Derzeit kreist im Internet kein Hype Thema so krass umher wie das Thema um virtuelle Währungen den sogenannten Cryptocoins. Vor etwa 10 Jahren hat ein gewisser Satoshi Nakamoto, dessen wahre Identität noch immer nicht geklärt wurde, den Grundstein für die wohl vielversprechenste technologische Entwicklung unserer Zeit gelegt und mit dem Bitcoin die erste Crypto-Währung der Welt geschaffen. 

Der Boom sorgte für eine explosionsartige Entwicklung. Über die letzten Jahre ist aus dem Bitcoin nämlich eine Anlagemöglichkeit für Technik-Begeisterte geworden.
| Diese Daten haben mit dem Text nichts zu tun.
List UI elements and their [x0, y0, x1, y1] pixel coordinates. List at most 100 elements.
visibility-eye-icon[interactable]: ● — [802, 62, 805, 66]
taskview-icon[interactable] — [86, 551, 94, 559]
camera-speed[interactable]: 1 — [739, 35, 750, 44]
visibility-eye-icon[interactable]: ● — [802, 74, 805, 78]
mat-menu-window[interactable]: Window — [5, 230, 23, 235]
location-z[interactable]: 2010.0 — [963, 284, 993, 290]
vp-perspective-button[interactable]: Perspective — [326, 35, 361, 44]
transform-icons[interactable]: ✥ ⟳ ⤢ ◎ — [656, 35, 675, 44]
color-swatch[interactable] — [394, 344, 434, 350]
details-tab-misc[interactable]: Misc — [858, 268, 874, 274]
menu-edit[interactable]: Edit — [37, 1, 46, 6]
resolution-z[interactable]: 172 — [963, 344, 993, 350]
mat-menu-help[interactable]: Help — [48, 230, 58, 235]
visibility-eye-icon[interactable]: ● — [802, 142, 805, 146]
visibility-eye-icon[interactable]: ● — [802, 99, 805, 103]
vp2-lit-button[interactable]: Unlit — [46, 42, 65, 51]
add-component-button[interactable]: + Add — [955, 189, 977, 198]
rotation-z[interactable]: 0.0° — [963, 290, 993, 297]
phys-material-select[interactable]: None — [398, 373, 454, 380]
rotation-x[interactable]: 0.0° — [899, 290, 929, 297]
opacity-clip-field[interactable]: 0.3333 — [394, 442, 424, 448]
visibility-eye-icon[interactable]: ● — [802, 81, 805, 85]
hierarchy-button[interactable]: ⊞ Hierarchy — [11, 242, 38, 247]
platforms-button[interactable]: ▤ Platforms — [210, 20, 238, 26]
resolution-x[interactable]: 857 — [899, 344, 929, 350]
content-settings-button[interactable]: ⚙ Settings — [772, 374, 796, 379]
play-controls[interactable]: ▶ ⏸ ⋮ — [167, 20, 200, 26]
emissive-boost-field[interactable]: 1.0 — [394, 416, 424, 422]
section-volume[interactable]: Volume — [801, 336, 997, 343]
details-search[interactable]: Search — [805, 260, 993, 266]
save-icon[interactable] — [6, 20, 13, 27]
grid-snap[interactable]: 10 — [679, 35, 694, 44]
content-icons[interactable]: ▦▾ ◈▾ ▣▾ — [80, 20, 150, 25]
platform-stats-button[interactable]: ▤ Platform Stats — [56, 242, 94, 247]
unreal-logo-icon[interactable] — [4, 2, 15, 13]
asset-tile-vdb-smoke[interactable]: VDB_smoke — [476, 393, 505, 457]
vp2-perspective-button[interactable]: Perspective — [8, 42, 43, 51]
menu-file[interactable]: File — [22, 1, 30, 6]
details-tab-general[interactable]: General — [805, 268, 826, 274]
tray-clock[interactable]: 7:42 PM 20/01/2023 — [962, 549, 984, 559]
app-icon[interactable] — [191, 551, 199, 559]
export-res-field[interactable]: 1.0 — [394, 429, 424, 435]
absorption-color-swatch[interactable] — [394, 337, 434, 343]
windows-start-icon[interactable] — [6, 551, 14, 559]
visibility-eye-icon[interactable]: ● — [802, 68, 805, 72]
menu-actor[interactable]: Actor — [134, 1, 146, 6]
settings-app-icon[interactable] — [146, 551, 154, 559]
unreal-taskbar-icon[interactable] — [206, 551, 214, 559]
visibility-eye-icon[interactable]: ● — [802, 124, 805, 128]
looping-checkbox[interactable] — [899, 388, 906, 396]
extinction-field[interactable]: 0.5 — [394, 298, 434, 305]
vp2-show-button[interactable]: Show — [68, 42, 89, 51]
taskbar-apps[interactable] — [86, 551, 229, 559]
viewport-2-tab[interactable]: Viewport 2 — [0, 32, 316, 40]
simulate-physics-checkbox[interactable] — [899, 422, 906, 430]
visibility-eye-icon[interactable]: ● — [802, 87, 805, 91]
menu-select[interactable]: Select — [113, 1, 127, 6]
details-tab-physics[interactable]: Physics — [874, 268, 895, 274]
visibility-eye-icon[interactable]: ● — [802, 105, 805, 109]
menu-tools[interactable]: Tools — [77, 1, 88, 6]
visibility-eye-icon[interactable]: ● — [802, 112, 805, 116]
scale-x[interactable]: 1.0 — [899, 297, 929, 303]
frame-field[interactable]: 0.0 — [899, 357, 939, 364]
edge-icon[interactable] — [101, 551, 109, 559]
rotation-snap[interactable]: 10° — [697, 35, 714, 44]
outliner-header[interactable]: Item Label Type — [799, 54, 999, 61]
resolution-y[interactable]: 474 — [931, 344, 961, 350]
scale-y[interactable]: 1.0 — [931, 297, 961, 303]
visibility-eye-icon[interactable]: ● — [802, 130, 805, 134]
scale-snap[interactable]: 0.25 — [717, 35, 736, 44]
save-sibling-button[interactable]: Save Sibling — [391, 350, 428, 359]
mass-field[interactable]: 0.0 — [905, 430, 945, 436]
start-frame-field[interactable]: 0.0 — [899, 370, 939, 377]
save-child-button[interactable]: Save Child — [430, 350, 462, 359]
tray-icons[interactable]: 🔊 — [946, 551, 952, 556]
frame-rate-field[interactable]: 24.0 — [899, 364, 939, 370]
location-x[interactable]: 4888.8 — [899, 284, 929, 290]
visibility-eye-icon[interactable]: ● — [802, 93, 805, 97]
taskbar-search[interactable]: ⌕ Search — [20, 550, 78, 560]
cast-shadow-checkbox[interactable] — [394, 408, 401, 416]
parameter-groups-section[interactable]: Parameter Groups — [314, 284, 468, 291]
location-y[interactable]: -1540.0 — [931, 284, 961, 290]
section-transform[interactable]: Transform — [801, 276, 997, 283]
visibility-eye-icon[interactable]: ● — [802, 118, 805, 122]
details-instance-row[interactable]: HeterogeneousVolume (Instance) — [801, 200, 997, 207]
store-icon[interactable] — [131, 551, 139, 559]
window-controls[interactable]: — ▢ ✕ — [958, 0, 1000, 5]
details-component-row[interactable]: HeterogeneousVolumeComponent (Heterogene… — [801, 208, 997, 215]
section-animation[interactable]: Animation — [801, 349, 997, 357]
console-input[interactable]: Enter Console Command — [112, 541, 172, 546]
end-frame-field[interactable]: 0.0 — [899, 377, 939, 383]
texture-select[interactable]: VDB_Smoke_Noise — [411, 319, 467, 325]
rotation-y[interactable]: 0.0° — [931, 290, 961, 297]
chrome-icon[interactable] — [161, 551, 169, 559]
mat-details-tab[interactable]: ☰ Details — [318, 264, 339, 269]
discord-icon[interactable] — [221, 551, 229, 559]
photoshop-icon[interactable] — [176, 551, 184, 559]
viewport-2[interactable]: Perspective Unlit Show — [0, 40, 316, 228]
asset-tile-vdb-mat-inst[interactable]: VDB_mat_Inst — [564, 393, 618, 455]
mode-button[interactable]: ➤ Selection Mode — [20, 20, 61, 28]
Während man zur Einführung noch einen BTC für den Gegenwert des sprichwörtlichen Appels, beziehungsweise eines Eis bekommen konnte, lag der Preis Ende letzten / Anfang diesen Jahres beim All-Time-High von 15.000 Euro. Dass es aber auch wieder bergab gehen kann, zeigte der brutalste Crash des kompletten Crypto-Marktes in den letzten Wochen. Der Bitcoin fiel dabei zeitweise unter die 5000 Dollar Grenze. Nun allerdings erholt er sich langsam wieder.

Der Crypto-Wahnsinn geht auch an anderen Branchen nicht spurlos vorbei. Auch die asiatische Musikszene (und eventuell auch bald wir – aber dazu zu einem späteren Zeitpunkt mehr) springt auf den Zug auf. Die Kasotsuka Shojo (Virtual Currency Girls) besingen in ihren Songs die Möglichkeiten und Risiken in der Welt der Coins. Bei ihren Auftritten tragen die Mädels Masken im Lucha Libre Stil und stellen jede für sich eine eigene Cryptowährung wie zum Beispiel Cardano, Ripple, Ethereum oder natürlich auch Bitcoin dar. 

In einem Interview mit der Medienagentur AFP hat Frontfrau Rara Naruse gesagt:

Wir möchten die Idee der Virtuellen Währungen mit unserer Kunst promoten. Wir denken dass die Technologie nicht nur ein Werkzeug für Spekulation ist, sondern die Zukunft gestalten wird.